4
$\begingroup$

In a discussion on MO, I found someone claiming the following:

Proposition: For a commutative unital ring $R$, the following are equivalent:

(i) every submodule of a free $R$-module is free;
(ii) every ideal $I\!\trianglelefteq\!R$ is free as a $R$-module;
(iii) $R$ is a PID.

Proof: (i)$\Rightarrow$(ii) is obvious.

(iii)$\Rightarrow$(i) is theorem 8.6.1 in Grillet's Abstract Algebra.

But how can I prove (ii)$\Rightarrow$(iii)? I have to prove that $xy=0$ implies $x=0$ or $y=0$; and also that every $I\!\trianglelefteq\!R$ is of the form $I=(a)$. We know every $I\!\trianglelefteq\!R$ has a basis $B=\{b_i;i\!\in\!I\}$ and therefore $I\cong R^{(B)}$.

1 Answers 1

6

Re-written, for clarity

Lemma 1: A non-zero free $R$-module is either isomorphic to $R$ or contains a sub-module isomorphic to $R\oplus R$.

Proof: Obvious

Lemma 2: If $I\!\trianglelefteq\!R$, then $I$ cannot contain a sub-module isomorphic to $R\oplus R$.

Proof: If $I$ contains a sub-module isomorphic to $R\oplus R$, then there are $x_1,x_2\in I$ such that $\forall r_1,r_2\in R: r_1x_1 + r_2x_2 = 0$ if and only if $r_1=r_2=0.$ But we can see that $x_2(x_1) + (-x_2)x_1 = 0$, so such $x_1,x_2$ cannot exist.

Lemma 3: Given $r\in R$, if $I=(r)$ is isomorphic to $R$, then $r$ is not a zero-divisor of $R$.

Proof: Obvious.

Lemma 4: If $I\!\trianglelefteq\!R$ is a free $R$-module, then $I$ is principal.
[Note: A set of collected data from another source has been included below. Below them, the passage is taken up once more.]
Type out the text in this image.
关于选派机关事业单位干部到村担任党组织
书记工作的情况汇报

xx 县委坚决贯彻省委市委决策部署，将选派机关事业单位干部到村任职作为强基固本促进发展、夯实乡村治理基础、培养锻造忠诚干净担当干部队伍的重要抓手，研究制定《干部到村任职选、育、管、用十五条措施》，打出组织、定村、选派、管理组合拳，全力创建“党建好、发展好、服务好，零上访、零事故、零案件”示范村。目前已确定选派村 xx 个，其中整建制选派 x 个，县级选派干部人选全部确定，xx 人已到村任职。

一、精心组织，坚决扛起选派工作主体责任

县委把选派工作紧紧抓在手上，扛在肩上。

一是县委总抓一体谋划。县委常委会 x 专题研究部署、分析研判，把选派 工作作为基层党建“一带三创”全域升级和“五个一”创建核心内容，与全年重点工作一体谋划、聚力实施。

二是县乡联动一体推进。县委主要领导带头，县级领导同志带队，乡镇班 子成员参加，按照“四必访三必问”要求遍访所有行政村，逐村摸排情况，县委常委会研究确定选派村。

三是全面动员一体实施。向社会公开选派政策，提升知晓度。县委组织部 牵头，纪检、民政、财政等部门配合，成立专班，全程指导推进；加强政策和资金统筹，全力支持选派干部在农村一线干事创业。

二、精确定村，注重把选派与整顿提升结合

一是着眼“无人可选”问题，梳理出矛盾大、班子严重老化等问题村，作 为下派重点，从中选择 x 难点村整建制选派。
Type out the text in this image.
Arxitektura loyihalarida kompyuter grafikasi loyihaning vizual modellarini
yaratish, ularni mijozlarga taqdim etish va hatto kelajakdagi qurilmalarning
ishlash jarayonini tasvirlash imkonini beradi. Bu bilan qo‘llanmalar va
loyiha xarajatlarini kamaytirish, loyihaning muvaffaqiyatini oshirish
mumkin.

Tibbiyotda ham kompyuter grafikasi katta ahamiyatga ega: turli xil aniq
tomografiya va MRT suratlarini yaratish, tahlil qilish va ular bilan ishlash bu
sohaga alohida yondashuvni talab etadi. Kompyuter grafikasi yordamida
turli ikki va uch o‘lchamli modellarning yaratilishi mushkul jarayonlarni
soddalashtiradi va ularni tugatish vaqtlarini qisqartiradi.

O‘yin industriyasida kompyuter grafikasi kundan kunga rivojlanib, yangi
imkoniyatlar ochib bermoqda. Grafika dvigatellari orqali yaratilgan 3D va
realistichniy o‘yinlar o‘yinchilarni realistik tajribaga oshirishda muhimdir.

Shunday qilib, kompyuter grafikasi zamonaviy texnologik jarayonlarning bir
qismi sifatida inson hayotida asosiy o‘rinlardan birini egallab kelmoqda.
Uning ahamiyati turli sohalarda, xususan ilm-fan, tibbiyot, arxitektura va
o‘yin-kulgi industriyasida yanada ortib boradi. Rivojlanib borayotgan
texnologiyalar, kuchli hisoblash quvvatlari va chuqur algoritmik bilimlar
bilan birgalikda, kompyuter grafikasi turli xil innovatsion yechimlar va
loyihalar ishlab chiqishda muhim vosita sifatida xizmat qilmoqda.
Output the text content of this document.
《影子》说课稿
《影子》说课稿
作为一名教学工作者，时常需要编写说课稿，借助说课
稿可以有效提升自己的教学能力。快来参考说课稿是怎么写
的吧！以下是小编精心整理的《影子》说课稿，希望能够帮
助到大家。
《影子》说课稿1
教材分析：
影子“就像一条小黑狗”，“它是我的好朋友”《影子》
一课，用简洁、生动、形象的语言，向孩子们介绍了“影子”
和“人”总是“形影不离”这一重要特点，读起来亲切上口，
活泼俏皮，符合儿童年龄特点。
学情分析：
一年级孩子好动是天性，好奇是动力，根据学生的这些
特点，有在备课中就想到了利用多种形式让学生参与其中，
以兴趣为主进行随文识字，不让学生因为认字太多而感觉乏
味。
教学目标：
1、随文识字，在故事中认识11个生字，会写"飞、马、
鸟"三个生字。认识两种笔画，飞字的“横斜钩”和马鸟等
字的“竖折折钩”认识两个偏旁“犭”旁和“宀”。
Proof: By the lemmas 1 and 2 above, $I$ must be $(0)$ or isomorphic to $R$ as an $R$-module. But that means $I$ is principal.

Theorem: If every ideal of $R$ is a free $R$-module, then $R$ is a PID.

Proof: By Lemma 4, every ideal must be principal. By Lemma 3, $R$ cannot have zero divisors. So $R$ is a PID.

  • 0
    Great, thank you very much :).2011-10-25